I am a rich white lady. So are the people responding to me. Rich white ladies are generally the ones who bother with feminist showdowns. We rich white ladies get very worked up about our own can-we-have-it-all concerns: how hard it is to make it to the top, how much harder it is to do that and raise a family. These are real problems that affect real power dynamics. But they are only urgent to a small percentage of people. And for the most part, they tend to blind us to the vast changes happening in the rest of the country. And the vast changes happening in the rest of the U.S. are what I was talking about in my piece.

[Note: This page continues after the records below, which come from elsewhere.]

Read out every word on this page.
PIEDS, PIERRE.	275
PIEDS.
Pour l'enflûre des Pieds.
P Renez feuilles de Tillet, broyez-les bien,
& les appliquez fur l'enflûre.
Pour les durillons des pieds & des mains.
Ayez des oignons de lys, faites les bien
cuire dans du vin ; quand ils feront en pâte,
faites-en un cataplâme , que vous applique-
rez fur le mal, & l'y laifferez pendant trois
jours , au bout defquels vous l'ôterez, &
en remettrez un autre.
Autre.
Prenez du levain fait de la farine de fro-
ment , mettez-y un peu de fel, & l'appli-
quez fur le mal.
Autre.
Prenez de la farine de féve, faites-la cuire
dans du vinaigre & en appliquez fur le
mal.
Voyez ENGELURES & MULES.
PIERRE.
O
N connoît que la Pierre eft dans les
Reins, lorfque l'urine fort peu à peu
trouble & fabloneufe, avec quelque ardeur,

How dare I, a rich white lady, speak about the “rest of the country”? We all report and write about people who are not living the same life as we are. It’s hard these days to be a working-class or poor white woman. It’s hard to be a poor man. It’s hard to be poor and getting harder, given the vast and growing income inequality. Who has it worse is a toss-up. Women are often underpaid, and poor white women are dying at younger ages. Men, on the other hand, are being pushed out of the economy altogether and losing their identity as fathers. All of those things are real problems, but, again, I’m not sure how blaming the patriarchy will help. The working-class patriarch is a hobbled breed these days.

Yes, women still have problems. Zillions of them. Some of them are ancient, and some are a new result of having so many opportunities. Women are unhappier now, for example, than they were in the '70s. The number of female CEOs isn’t budging. But with most of these problems, if we blame the Male Industrial Complex, we will entirely miss the point. This is what I wrote about the wage gap recently. If we just insist that this is just the fault of sexist bosses, we are blinding ourselves to the actual problems, which are complicated and cultural and include women’s conflicted feelings about their own desires.

In the real world it’s hard to find a young woman who spends her time scanning for sexist insults. But on the Web it’s a steady job. And you can, if you look hard enough, find some sexist bastard at a tech company or a hedge fund or a frat who says insulting things every day. But this doesn’t mean that the patriarchy is thriving. The satire response to my piece from the Cut, “The 39 Things We’ll Miss About the Patriarchy,” includes a handful of genuine, timeless horrors such as rape and honor killings but also dozens of minor ones such as juice cleansing and vibrators shaped like cupcakes. See what I mean? Look hard enough, and you’ll never run out of examples.